Gaussian Universality in Neural Network Dynamics with Generalized Structured Input Distributions
Jaeyong Bae, Hawoong Jeong
TL;DR
This work broadens the hidden manifold framework by incorporating general Gaussian mixtures into neural network inputs and shows that, after standardization and under weak correlations, SGD dynamics converge to the Gaussian benchmark predicted by the Gaussian Equivalence Property. The authors establish rigorous results on asymptotic Gaussianity and covariance consistency for block-dependent mixtures and provide thorough numerical evidence, including a Berry–Esseen-based bound and data collapse across dimensions. They further explore the limits of universality under increased input correlation and real-world data, identifying key drivers of dynamic deviations and offering practical guidance for when Gaussian-based analyses remain informative.

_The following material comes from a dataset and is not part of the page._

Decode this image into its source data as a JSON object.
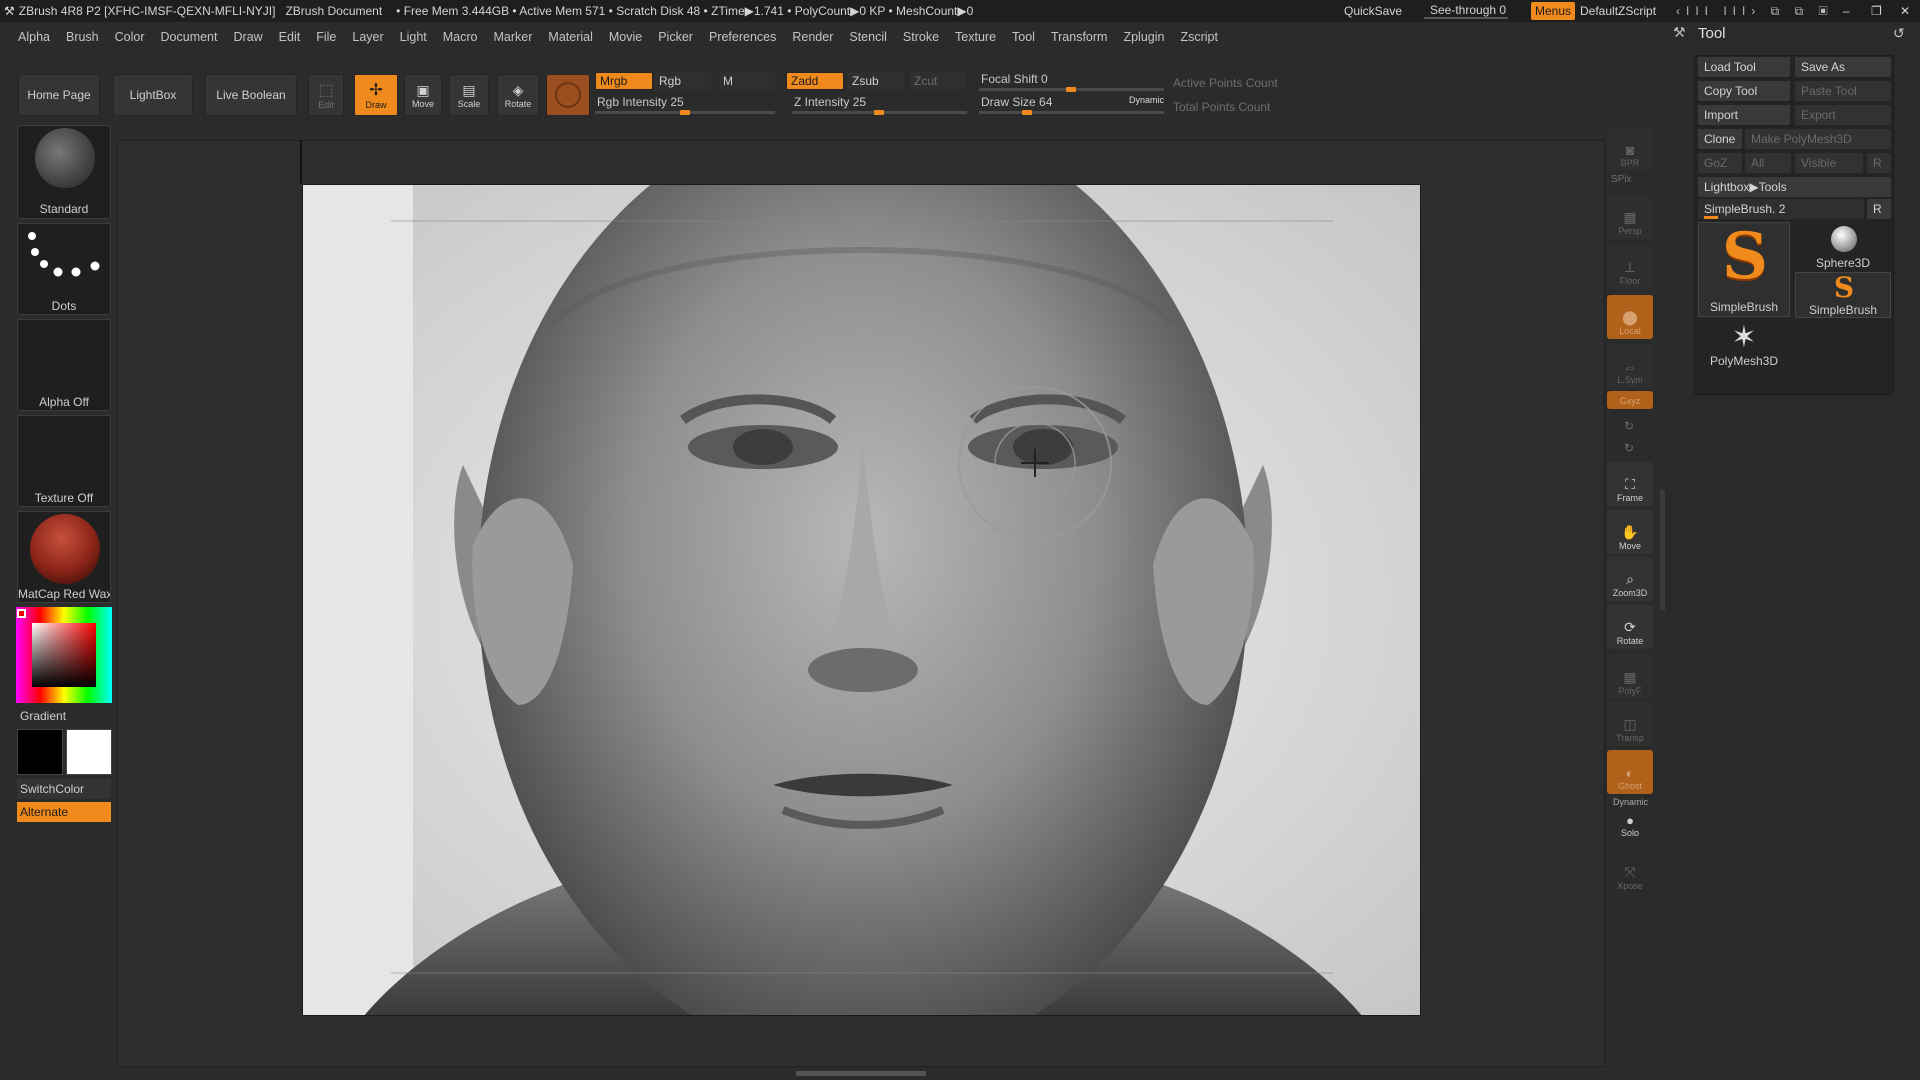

Overall, the study strengthens the theoretical foundation of deep learning dynamics by revealing a robust form of universality driven by low-order moments rather than exact distributional form.
Abstract
Analyzing neural network dynamics via stochastic gradient descent (SGD) is crucial to building theoretical foundations for deep learning. Previous work has analyzed structured inputs within the \textit{hidden manifold model}, often under the simplifying assumption of a Gaussian distribution. We extend this framework by modeling inputs as Gaussian mixtures to better represent complex, real-world data. Through empirical and theoretical investigation, we demonstrate that with proper standardization, the learning dynamics converges to the behavior seen in the simple Gaussian case. This finding exhibits a form of universality, where diverse structured distributions yield results consistent with Gaussian assumptions, thereby strengthening the theoretical understanding of deep learning models.